In this study, individuals were not willing to pay as much per QALY for improvements in knee osteoarthritis, a debilitating but non-life-threatening condition, as they were in previous studies for interventions that reduced the risk of death. The researchers explain that many people are not able to comprehend statistical risks, particularly of death, in an unbiased way. They unconsciously overstate or exaggerate a small risk of death, which may lead them to be willing to pay more for interventions to reduce the risk of death than those that reduce pain or improve function.
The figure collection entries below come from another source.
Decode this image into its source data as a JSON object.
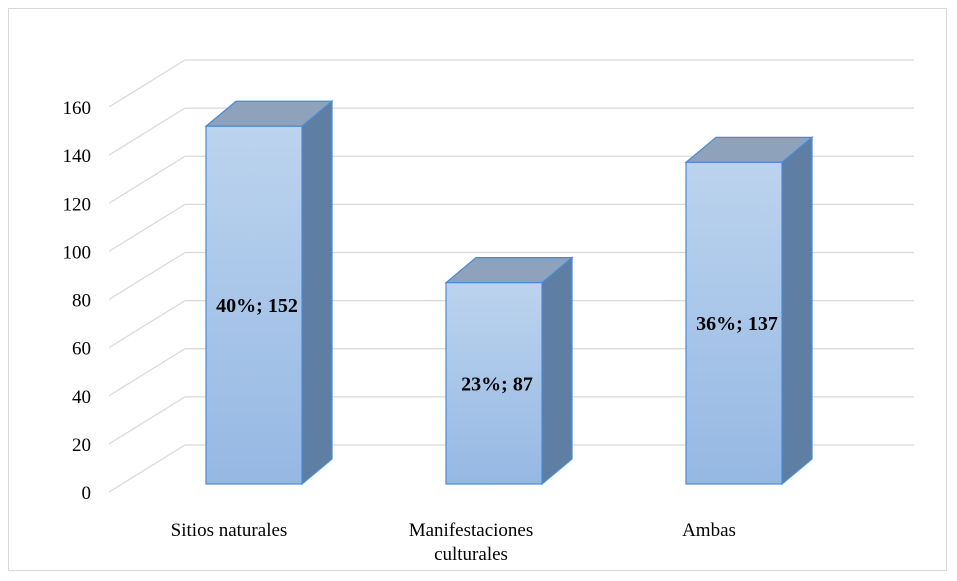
{
  "chart_data": {
    "type": "bar",
    "style": "3d-column",
    "categories": [
      "Sitios naturales",
      "Manifestaciones culturales",
      "Ambas"
    ],
    "category_lines": [
      [
        "Sitios naturales"
      ],
      [
        "Manifestaciones",
        "culturales"
      ],
      [
        "Ambas"
      ]
    ],
    "values": [
      152,
      87,
      137
    ],
    "percents": [
      "40%",
      "23%",
      "36%"
    ],
    "data_labels": [
      "40%; 152",
      "23%; 87",
      "36%; 137"
    ],
    "ylim": [
      0,
      160
    ],
    "yticks": [
      0,
      20,
      40,
      60,
      80,
      100,
      120,
      140,
      160
    ],
    "title": "",
    "xlabel": "",
    "ylabel": "",
    "grid": true,
    "legend": "none",
    "colors": {
      "bar_front_top": "#bcd3ee",
      "bar_front_bottom": "#95b8e3",
      "bar_side": "#5f7ea3",
      "bar_top": "#8ea2bb",
      "bar_edge": "#4a8ad4",
      "grid": "#d9d9d9"
    }
  }
}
The team interviewed 193 ethnically diverse, randomly selected people to collect demographic information and health preferences. They used four methods, or utilities for evaluating various health states, which have been substantially tested in people with osteoarthritis: the visual analog scale, time tradeoff, standard gamble, and WTP. Study participants were asked, for example, what they were willing to pay or how many years they were willing to give up (time tradeoff) to improve mild to moderate osteoarthritis, severe osteoarthritis, or their own health to perfect health. The mean WTP/QALY for all methods was lower (range $1,221 to $5,690/QALY) than many estimates from revealed preference studies (that usually address risk of death) and lower than the oft-cited arbitrary cutoff of $50,000.

See "Willingness to pay per quality-adjusted life year in a study of knee osteoarthritis," by Margaret M. Byrne, Ph.D., Kimberly O'Malley, Ph.D., and Maria E. Suarez-Almazor, M.D., Ph.D., in the December 2005 Medical Decision Making 25, pp. 655-666.